I can see why Uber works and has such wide appeal, but why don’t municipalities regulate Uber as a taxi service? As I understand it, most cities require taxi licenses that can be quite expensive, and the companies and drivers must meet certain standards.
Does Uber just say it’s not a taxi service and cities accept it? Seems odd that the bureaucracy would be willing to forgo the revenue and the opportunity to regulate.
In New York City at least, taxis (yellow cabs) can be hailed on the street, while livery services can’t but can only pick people up by prior arrangement (calling the company to arrange a ride). I think Uber is more like the latter than the former.
All that said, Uber drivers in NYC must be licensed with the Taxi & Limousine Commission, so they are regulated. It was the compromise so that Uber could operate in NYC.
Many cities (and countries) ban unlicensed taxi services. Mainly to try to keep criminals from picking up unsuspecting victims so they can rob/rape/murder/abduct them. If Uber does a decent job screening its drivers, it could probably qualify as a taxi service, but I’ll bet they don’t want to pay the fees involved.
About a year ago in Austin a few Uber/Lyft were stopped and had their cars impounded by the police - I’m not sure if things have been completely worked out between the companies and the city yet.
The first is Uber Black (the original luxury version) and UberTAXI (a regular cab signed up with Uber) are all fully licensed normal livery/taxi drivers. There’s no regulatory issues with this service.
The second is that municipalities do regulate UberX (the low cost one) as a taxi service. The level of enforcement varies from city to city. Uber’s position is is that they themselves don’t provide transportation and thus aren’t covered by such laws. Uber tends to operate anyway unless the local government cracks down hard enough.
The third is that some muncipalities have (IMO reluctantly) created a third category of service called a TNC (transportation network company) that covers UberX-like activities.
Uggh. In my view (and from my understanding of the facts), this is the bad sort of regulation. Uber drivers might not know the city layouts as well as professional taxi drivers, but mediocre navigation skills doesn’t seem like something the government needs to protect consumers from (especially with modern GPS). Is there any evidence that Uber drivers are more dangerous, either from a traffic perspective, or in terms of criminal behavior? Why do Uber drivers need to be regulated? Doesn’t the public and society benefit from a low-cost alternative to taxis?
Because it would be difficult to write a regulation that still allows me to pick up someone from the airport and charge them gas money while not being a “taxi service”.
In what way are they “a low-cost alternative to taxis” such that they are not, in fact, taxis?
I’ll answer for you: Uber cars are taxis.
And since they are taxis, why should they be free to operate without regulation when taxi companies that call themselves taxi companies are not free to operate without regulation?

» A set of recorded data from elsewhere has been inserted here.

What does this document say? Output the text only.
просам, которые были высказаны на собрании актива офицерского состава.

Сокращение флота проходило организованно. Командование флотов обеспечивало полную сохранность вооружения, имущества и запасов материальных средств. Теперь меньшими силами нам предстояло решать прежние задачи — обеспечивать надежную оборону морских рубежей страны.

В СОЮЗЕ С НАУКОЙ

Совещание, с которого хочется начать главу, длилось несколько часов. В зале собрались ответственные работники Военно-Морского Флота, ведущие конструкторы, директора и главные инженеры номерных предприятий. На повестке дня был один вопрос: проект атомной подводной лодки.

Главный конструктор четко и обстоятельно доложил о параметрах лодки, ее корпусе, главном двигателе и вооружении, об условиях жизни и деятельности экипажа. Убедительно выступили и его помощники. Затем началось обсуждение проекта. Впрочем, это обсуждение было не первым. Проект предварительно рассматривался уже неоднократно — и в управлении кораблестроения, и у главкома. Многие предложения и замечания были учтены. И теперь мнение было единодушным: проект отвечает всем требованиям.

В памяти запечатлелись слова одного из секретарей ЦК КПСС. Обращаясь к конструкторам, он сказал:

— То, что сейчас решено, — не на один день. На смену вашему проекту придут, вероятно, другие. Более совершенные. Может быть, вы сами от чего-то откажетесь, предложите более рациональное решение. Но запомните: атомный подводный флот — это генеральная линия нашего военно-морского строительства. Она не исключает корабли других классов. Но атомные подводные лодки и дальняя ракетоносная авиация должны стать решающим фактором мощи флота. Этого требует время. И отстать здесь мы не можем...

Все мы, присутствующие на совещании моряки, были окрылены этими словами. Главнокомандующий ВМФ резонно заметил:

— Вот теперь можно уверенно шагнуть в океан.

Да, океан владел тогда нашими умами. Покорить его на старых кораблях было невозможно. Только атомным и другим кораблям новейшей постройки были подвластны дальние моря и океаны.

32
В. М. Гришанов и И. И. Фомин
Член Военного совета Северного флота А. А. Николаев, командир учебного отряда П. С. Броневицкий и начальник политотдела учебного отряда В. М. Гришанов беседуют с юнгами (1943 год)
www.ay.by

I think insurance is the biggest issue. Not the threat of being kidnapped or robbed. Uber drivers are operating a for profit business out of their cars without the overhead of commercial licenses, bonds and insurance.
Uber and Lyft are just the latest manifestation of “tech works for evvabody.” Something that a tech-ween can dream up (and our oldest spent six months on a similar idea just as all these services were being rolled out on the zeitgeist) and that works among the tech-kings in the back yard of San Francisco or San Jose or Seattle just has to work for everyone, right?
Sure. Until it doesn’t, spectacularly and badly, for reasons that everyone except blinkered tech-weens could see coming.
To connect this to another example, I’ll give tentative approval to self-driving cars when Google drops one off that can get me to the local post office and back. We don’t have curbs. We don’t have straight streets. We don’t have 21st-century-grade road markers and signs. We have potholes and frost heaves and indifferent maintenance, and curves and intersections and forks that worked okay in the horse-and-buggy days. In other words, we’re not the industrial park or subdivision built ten years ago in San Jose, where Google cars work just unbelievably well.
How long before an Uber or Lyft driver with a bent synapse sees an excellent predator opportunity?
Uber is NOT a taxi company. It is a booking company. All of the risk in Uber is borne by the vehicle owner and the passengers. That is what is scary-one accident and the driver can lose all of his assets (Uber only provides a $50,000 insurance policy). Someday, there will be a major scandal over this.
But it’s the empowered people, gosh darn it, taking back their own need to get from place to place with the 21st century equivalent of hitchhiking, and showing those nasty monopolistic t*xi companies some what-for.
It never occurs to any of them that the taxi industry is exactly what it’s been shaped to be by almost a century of matching needs to realities to economics. UberLyfters don’t need all those rules and regulations and insurance and medallions and vehicle inspections and background checks and… you know, bureaucratic oppression.
Until one stupid, drunk, suicidal or predatory driver lights up all the holes in the idea - the holes left by assuming that everyone involved is just as tech-savvy, tech-worshiping, young, energetic, honest and good people darn it as they are.
ETA: It’s bad enough when this tech-religious nonsense stays on the internet. The intersection of this mindset and physical/mechanical/human reality has the potential to create truly horrifying disasters.